Changbin ölesiye öpüyordu, nefesi bitinceye kadar öpüşüyordu.
Jeongin bundan memnun olmasa da biraz azmıştı.
Changbin: "zevk alıyor musun?"
Jeongin: "hm?"
Changbin: "ahh, umrumda değil, bu çok eğlenceli."
Jeongin: "sonunda yapıyorsun istediğini."
Changbin yavaşça karşısında ki bedenin pantolonuna daha sonra boxer'ına elini geçirdi.
Jeongin: "hey dur..! Bunu yapma."
Changbin: "hm?"
Changbin iki parmağını birleştirdi ve Jeongin'in sıkı deliğine yaklaştırdı.
Changbin: "BUNUN İÇİN CAN ATIYORUM."
Changbin anında elini dar bir deliğe sokmaya başladı. Elini derine indirdikçe Jeongin'in hafif inleyişi güçleniyordu.
Jeongin: "mhh ahh, d-dur."
Changbin: "off, böyle olmuyorr."
Changbin yavaşça elini çıkardı.
Changbin: "ama ilk başta bu eli temizlemen gerekiyor."
İki parmağını Jeongin'in ağzına yaklaştırdı.
Jeongin: "bunu istemiyorum."
Changbin: "söylenmeyi bırak, kaderin benim elimde."
Jeongin minik minik Changbin'inin iki parmağını yalamaya başladı.

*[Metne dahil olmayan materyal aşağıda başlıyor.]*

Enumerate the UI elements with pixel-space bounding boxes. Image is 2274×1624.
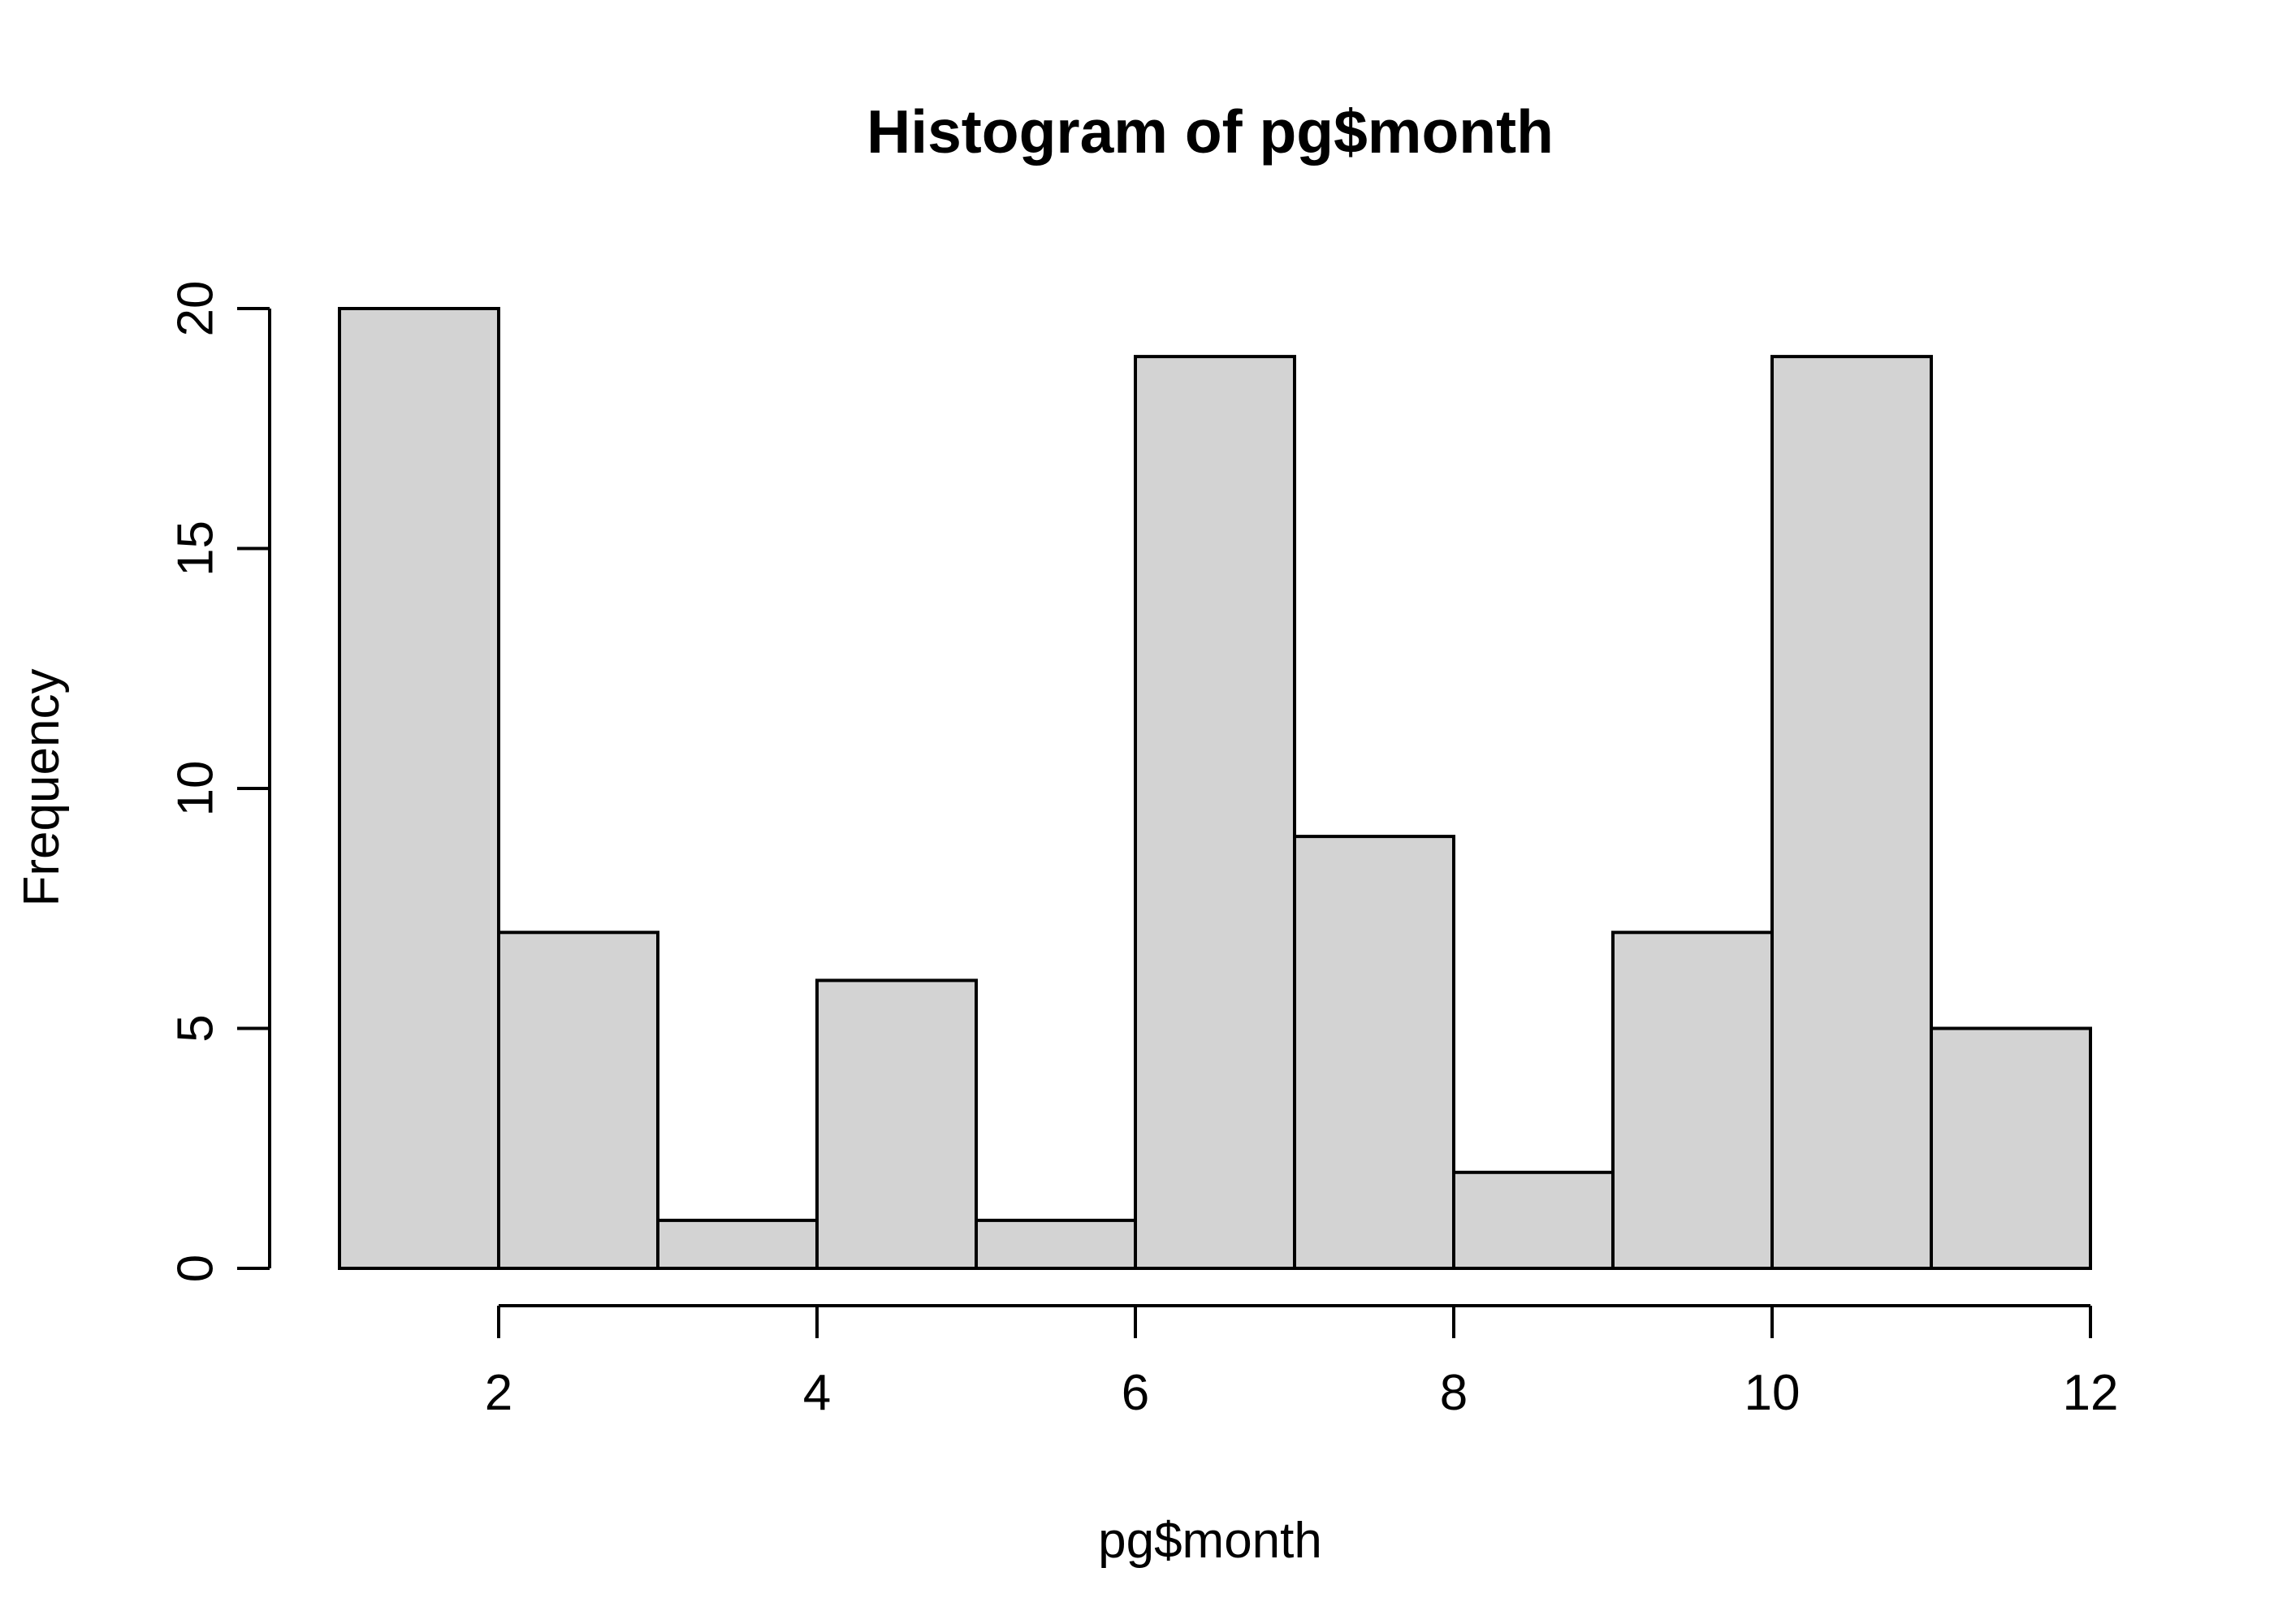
- x-tick-label: 10: [1744, 1365, 1801, 1421]
- histogram-bar: [1293, 835, 1455, 1270]
- histogram-bar: [1770, 355, 1933, 1271]
- y-tick-label: 0: [168, 1255, 224, 1282]
- x-tick-label: 2: [485, 1365, 512, 1421]
- histogram-bar: [1452, 1170, 1615, 1271]
- x-axis-label: pg$month: [1098, 1513, 1322, 1569]
- y-tick-label: 20: [168, 281, 224, 337]
- bars-group: [338, 307, 2092, 1271]
- y-axis: 0 5 10 15 20: [168, 281, 271, 1282]
- x-tick-label: 8: [1440, 1365, 1468, 1421]
- x-axis: 2 4 6 8 10 12: [485, 1304, 2119, 1421]
- histogram-bar: [815, 978, 978, 1271]
- histogram-bar: [497, 931, 659, 1271]
- y-tick-label: 10: [168, 761, 224, 817]
- histogram-bar: [338, 307, 500, 1270]
- histogram-bar: [656, 1218, 819, 1271]
- x-tick-label: 4: [803, 1365, 831, 1421]
- y-axis-label: Frequency: [14, 669, 70, 907]
- x-tick-label: 6: [1122, 1365, 1149, 1421]
- histogram-bar: [1930, 1026, 2092, 1270]
- histogram-bar: [1134, 355, 1296, 1271]
- x-tick-label: 12: [2063, 1365, 2119, 1421]
- y-tick-label: 15: [168, 520, 224, 577]
- chart-title: Histogram of pg$month: [867, 97, 1554, 166]
- y-tick-label: 5: [168, 1014, 224, 1042]
- histogram-bar: [1611, 931, 1774, 1271]
- histogram-bar: [975, 1218, 1137, 1271]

Changbin: "Jeongin, tanrım.. çok iyisin."
Bir süre sonra Changbin'in eli Jeongin tarafından temizlenmişti.
Chnagbin Jeongin'in kucağından kalktı, ve;
Changbin: "şimdi soyun."
Jeongin: "anlamadım?"
Changbin: "soyun dedim."
Jeongin: "soyunayım mı..?"
Jeongin: "seçeneğim var mı?"
Changbin: "sabrımı zorlama Jeongin."
Jeongin kıyafetlerini çıkarıyordu. Kıpkırmızı olmuştu.
Jeongin: "utanıyorum.."
Changbin: "devam et."
Changbin'in gözleri Jeongin'in bedenini izliyordu. Bu ise Jeongin'in tedirgin olmasında sebep açıyordu.
Jeongin: "ayağa kalkamıyorum yardım eder misin?"
Changbin Jeongin'in omuzlarının altından tutarak ayağa kaldırdı.
Changbin: "acele ett, ağırsın."
Jeongin altındaki pantolonu çıkardı.